The wait list for his pop-up dinners is massive, but now that David’s team recently acquired Hi-Lo BBQ as the home of their new restaurant in the Mission, reservations may be a bit more easy to come by. Although plans are under wraps for now, he kindly agreed to dish on some of the magic behind the scenes at Lazy Bear.
You’re known as such an innovative chef. How do you develop your inventive recipes?
We always try to keep ourselves entertained. When examining an ingredient, I try to pare it down to its unique and defining characteristics within my culinary taxonomy and experience. What is integral about the ingredient? For a carrot, it is of course the sweet earthiness, but also the memory of dipping it in ranch dressing as an after-school snack, and Daniel Patterson’s essay on carrots, and my relationship with the farmers from whom we buy the carrots. Sometimes it is purely a flavor pairing. Other times it is a classic dish we can make our own. Then we draw connections to other flavors and references, tasting things together. Ideally, a dish eventually connects several of those reference points.
You have devoted followers desperately trying to get a seat at one of your pop-up dinners. How does it feel to be an underground sensation and what has surprised you most about your acclaim?
The shocking thing is that, despite so many people trying to get into a given set of Lazy Bear dinners, so few cooks in the city even know about us, let alone have dined with us. It still feels like we are very much under the radar except for a small group of fervent diners.
I’m told you like to forage Twin Peaks for wild mustard, radish flowers, sorrel, and berries. Which other local flora and fauna do you like to highlight on your menus?
We don’t usually make time to go foraging unless there is something specific we want. But most of the produce we use is local. I buy it from farmers I get to look in the eye a couple times each week. They know I like the weird stuff. When a plant goes to seed, or bears some weird but edible fruit or flowers, the farmer might no longer be able to sell it. But that’s when I find it most interesting! So I get a lot of interesting stuff that lets us try new ideas.
Lazy Bear is known for its staples like your house-cultured butter. Which dishes do you hope to feature in the future?
With a few exceptions, we change up our dishes every couple weeks. We served brown butter brioche with cultured butter all through 2013, but now we have a completely different bread and butter course: we’re making molasses-infused baguettes served with cultured butter curds and whey. We still make the butter, but it’s presented in a completely different way. On the other hand, we’ve served what we now call “Caramelized Cookie Dough” as a mignardise at every Lazy Bear dinner ever, and for the last two years or so, we have started everyone’s meal with our whipped scrambled eggs.

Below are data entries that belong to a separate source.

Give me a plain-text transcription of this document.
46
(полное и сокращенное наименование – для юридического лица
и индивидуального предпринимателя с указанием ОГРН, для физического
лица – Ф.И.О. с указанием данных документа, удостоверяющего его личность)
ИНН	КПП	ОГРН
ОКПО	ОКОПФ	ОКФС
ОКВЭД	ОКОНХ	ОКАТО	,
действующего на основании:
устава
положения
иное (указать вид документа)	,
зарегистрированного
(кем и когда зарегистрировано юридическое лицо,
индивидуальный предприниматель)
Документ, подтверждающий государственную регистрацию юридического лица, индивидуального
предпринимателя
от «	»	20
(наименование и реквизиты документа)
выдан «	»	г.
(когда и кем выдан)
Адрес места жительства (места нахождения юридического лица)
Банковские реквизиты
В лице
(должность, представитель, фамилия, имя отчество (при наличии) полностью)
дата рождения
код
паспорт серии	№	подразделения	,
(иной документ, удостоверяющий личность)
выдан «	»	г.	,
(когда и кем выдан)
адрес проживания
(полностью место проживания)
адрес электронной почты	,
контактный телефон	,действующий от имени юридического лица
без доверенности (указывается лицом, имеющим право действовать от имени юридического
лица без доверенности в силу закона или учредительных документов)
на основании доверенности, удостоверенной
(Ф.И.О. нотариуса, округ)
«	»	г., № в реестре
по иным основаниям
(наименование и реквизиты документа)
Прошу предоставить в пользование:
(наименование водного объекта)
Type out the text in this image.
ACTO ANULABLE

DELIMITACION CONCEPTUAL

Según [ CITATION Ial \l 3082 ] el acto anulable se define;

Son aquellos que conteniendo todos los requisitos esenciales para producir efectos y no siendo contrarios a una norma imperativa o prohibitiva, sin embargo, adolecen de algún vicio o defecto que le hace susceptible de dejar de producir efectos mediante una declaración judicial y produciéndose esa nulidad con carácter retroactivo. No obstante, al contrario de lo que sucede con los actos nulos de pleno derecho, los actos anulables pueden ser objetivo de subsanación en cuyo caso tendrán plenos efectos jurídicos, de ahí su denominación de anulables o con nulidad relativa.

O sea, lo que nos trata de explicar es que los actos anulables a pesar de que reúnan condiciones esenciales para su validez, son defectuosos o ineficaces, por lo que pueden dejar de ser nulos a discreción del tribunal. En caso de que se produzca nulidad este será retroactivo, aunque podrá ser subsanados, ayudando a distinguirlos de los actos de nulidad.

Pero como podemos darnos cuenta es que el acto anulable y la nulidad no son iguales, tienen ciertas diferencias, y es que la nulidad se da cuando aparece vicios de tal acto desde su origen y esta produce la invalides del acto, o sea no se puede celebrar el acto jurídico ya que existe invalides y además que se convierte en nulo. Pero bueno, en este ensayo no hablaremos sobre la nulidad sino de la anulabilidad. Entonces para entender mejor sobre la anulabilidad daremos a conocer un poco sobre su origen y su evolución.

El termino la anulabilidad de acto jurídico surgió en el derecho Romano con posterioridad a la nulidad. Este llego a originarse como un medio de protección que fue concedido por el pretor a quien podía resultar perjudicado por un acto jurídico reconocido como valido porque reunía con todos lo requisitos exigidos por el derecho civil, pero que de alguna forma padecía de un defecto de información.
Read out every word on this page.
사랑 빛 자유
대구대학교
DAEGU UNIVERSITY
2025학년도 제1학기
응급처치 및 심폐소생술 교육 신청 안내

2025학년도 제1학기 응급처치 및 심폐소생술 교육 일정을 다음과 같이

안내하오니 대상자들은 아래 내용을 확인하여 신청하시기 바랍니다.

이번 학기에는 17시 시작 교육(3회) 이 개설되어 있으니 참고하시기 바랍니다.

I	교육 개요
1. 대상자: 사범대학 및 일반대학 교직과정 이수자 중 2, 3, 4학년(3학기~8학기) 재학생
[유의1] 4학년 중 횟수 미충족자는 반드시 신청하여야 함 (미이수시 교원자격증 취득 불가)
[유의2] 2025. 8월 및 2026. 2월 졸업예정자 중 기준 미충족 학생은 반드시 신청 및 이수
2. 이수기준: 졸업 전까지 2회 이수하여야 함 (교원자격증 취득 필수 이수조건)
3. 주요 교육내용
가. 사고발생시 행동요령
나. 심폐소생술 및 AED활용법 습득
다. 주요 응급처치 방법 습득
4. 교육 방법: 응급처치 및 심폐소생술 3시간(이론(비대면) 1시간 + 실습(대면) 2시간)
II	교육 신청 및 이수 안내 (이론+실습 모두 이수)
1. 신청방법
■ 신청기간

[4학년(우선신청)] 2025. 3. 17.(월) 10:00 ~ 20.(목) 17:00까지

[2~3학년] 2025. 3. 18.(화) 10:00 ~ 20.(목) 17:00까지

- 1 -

Which restaurants do you admire (and frequent) in the Bay Area?
Nopa, Taqueria Cancun, Mission Chinese, Koi Palace, Commonwealth, Locanda, Cotogna…
What do you like to prepare for yourself when you eat at home with your wife?
We have fried rice about three nights per week.
What is in your refrigerator right now?
Rice for frying. Ketchup. Gochujang. Green olives. Various sherries and ports and beers. Eggs. Leftovers from Indian and Thai takeout. And an odd mix of Lazy Bear leftovers that I’ve brought home despite them being pretty much useless at home, like chive oil or salsify puree.
Favorite midnight snack? Ruffles potato chips with Philadelphia cream cheese.
Preferred cocktail? Anything well-made, but a Manhattan is my go-to.
Favorite greedy treat? Gamja fries from Namu as a mid-morning snack at the farmer’s market.
Favorite farmer’s market? Ferry Building.
Most nostalgic dive bar? I wish I had enough free time to have made grand old memories in dive bars. Our crew’s current go-to is the Royal Cuckoo on Mission Street South of Cesar Chavez.